Qualcuno forse obietterà: vi siete scordati che queste ipotesi di reddito, nelle loro ultime, fumose e sempre più restrittive formulazioni, sono rivolte agli italiani e non ai migranti? Ce lo abbiamo ben presente, però come abbiamo più volte sottolineato pensiamo che le politiche di razzializzazione agite da questo governo – in continuità con quello precedente – vadano combattute assumendo la razza come un terreno centrale e trasversale di mobilitazione, e non una dimensione settoriale legata esclusivamente ai migranti o ai “rifugiati” (termine che rappresenta un preoccupante arretramento di discorso e una legittimazione dei dispositivi di ulteriore gerarchizzazione tra le figure razzializzate). In questo caso, allora, la campagna per la rivendicazione del reddito andrebbe portata avanti mettendo concretamente e continuamente in discussione i confini posti dalla promessa, dunque stravolgendola: ciò può avvenire unicamente attraverso il processo di conflitto, non a partire da teorie universalistiche sulla giustizia umana. Al contempo, coinvolgere attivamente i migranti in un percorso di lotta come questo – non in quanto migranti, ma come soggetti che vivono condizioni di vita comuni o comunque simili a quelle degli autoctoni – permetterebbe di togliere loro la sinistra immagine di debolezza e agirne la forza, unico terreno su cui è possibile immaginare percorsi ricompositivi e perciò materialisticamente anti-razzisti.

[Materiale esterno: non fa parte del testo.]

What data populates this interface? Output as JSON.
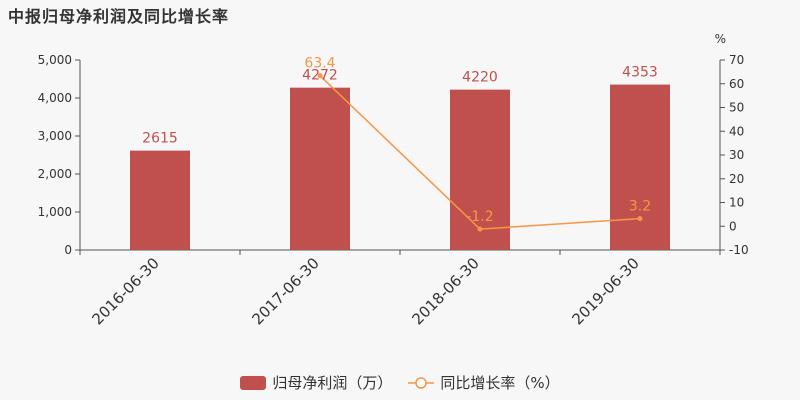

Lo stesso tipo di postura andrebbe sperimentata su tanti altri temi (dalle tasse alle autostrade, ad esempio, fino ad arrivare in primis alla questione delle grandi opere). Ciò non significa affatto attendere passivamente che i delusi di questo governo prendano parola, perché sappiamo bene che se non incontra una linea di forza alternativa, la delusione non porta a nulla, anzi probabilmente aumenterà la solitudine che alimenta la sensazione di impossibilità del cambiamento. Il punto è agire nel campo ambiguo del tradimento delle promesse, provando anche a ricercare dove già eventualmente c’è una presa di parola, seppur in modi diversi o spiazzanti rispetto a quelli che immaginiamo: non perché ci interessino le promesse, bensì perché ci interessa trasformare il tradimento in forza antagonista. Ancora una volta, a dispetto di una malintesa voglia di concretezza che circola negli ambienti del cosiddetto “movimento”, dovremmo provare a ribaltare la gerarchia di priorità: in questa fase specifica il processo è tutto, il risultato è nulla. Dove l’opportunismo bernsteiniano sosteneva un’abdicazione strategica, noi assumiamo una necessità tattica; dove quello rinunciava ai macro-fini politici, noi li riaffermiamo rifiutando di esaltare i micro-obiettivi vertenziali; dove il processo era inteso come riformismo istituzionale, noi – contro i novelli e inconsapevoli Bernstein contemporanei – mettiamo al centro la produzione di contro-soggettività. Perciò, meglio una sperimentazione politica di conflitto che fallisca produttivamente, cioè con figure e su terreni centrali, piuttosto che una vertenza marginale che “vinca” chiudendo lo spazio all’allargamento della lotta e allo sviluppo dei processi di rottura e autonomia.

4. In questo tempo della folla solitaria, specularmente alla solitudine sociale prodotta dalla crisi economica, vi è una solitudine politica prodotta dalla crisi della militanza. Di fronte a questo peculiare tipo di solitudine registriamo tra i compagni e le compagne una risposta istintiva, volta a intensificare le relazioni dentro un movimento che non c’è più. C’è come un bisogno di prendersi per mano nel naufragio e stringersi forte, probabilmente non per salvarsi insieme, ma semplicemente per non affogare da soli. La solitudine dei militanti può essere combattuta esclusivamente nella costruzione di relazioni dentro la composizione di classe. Non chiudendoci nelle isole a noi note, ma costringendoci a solcare le onde a noi ignote. Questa folla solitaria ha un volto inquietante, certo, però non c’è un fuori: o ci organizziamo dentro e contro questo processo, oppure ci rifugiamo nell’inutile certezza di un noi alienato dal tempo. Perché il noi rivoluzionario non è dato una volta per tutte: è sempre un processo da conquistare continuamente, mai un punto di partenza da ostentare presuntuosamente.